Conditions associated with the lockdown, extended indeﬁnitely with review every 2 weeks, include: use of screening test (rapid diagnostic tests) for employees resuming work; compulsory use of face masks by all public place; mandatory quarantine for all travellers arriving in Zimbabwe for seven days followed by polymerase chain reaction (PCR) testing and then an additional seven days voluntary quarantine.

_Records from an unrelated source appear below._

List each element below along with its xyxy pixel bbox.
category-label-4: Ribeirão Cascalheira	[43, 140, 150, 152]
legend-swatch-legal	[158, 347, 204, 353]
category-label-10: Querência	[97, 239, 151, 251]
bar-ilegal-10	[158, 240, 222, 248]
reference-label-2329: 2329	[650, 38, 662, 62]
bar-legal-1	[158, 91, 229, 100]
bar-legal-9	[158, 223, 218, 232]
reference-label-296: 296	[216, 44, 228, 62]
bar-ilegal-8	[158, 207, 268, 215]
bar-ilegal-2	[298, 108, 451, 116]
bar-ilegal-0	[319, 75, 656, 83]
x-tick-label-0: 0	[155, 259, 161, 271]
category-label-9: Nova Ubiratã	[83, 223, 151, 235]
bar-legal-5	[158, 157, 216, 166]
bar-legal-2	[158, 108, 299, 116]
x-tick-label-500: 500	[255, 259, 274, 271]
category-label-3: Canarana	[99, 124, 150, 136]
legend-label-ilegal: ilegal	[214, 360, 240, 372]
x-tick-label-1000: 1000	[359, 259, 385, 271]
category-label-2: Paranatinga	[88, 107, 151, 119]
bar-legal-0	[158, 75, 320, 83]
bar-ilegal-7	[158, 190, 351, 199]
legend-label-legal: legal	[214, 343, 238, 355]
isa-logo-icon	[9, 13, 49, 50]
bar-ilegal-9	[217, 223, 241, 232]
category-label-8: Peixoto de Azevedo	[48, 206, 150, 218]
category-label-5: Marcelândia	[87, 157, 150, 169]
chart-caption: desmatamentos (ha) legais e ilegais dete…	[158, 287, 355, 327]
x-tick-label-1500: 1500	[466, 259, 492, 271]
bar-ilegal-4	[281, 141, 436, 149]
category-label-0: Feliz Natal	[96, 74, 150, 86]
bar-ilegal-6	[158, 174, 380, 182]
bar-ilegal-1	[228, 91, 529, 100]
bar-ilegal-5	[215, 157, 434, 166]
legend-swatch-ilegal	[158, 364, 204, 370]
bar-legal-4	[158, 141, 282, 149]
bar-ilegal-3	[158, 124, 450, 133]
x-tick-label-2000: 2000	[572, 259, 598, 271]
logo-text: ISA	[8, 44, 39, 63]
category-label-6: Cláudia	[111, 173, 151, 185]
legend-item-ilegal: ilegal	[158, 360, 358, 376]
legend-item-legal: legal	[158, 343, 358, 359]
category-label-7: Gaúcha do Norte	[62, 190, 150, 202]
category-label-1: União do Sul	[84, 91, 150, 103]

Intensiﬁed active surveillance is ongoing with 556 health facilities in six provinces assessed since 28 April 2020; 208 communities identiﬁed with reports of clusters of acute respiratory illness/Inﬂuenza like illness; and Rapid Response Teams (RTTs) assessing identiﬁes clusters and collecting samples from laboratory testing.
Surveillance was intensiﬁed with emphasis in areas with reported border jumpers and escapees from quarantine centres.
Following the recent increase in conﬁrmed cases straining response capacity at provincial/district level, ongoing efforts to strengthen response capacity at provincial, district and community level need to be accelerated, including isolation and quarantine capacity; surveillance, data management and contact tracing capacity; laboratory testing capacity; health worker surge for direct COVID-19 response as well as continued delivery of essential health services.
It is critical that the capacity of the health system to test, isolate and treat all cases of suspect, conﬁrmed and probable COVID-19 cases is enhanced. To this end, there is an urgent need to: increase the number of beds in the health facilities nation-wide for isolation of suspect, conﬁrmed and probable cases; increase availability of medical equipment including ventilators, patient monitors as well as medical supplies and consumables required for the management of cases; increase the availability of laboratory supplies and consumables; increase the availability of personal protective equipment for all health workers involved in the management of cases; increase the capacity to safely refer patients by ambulance.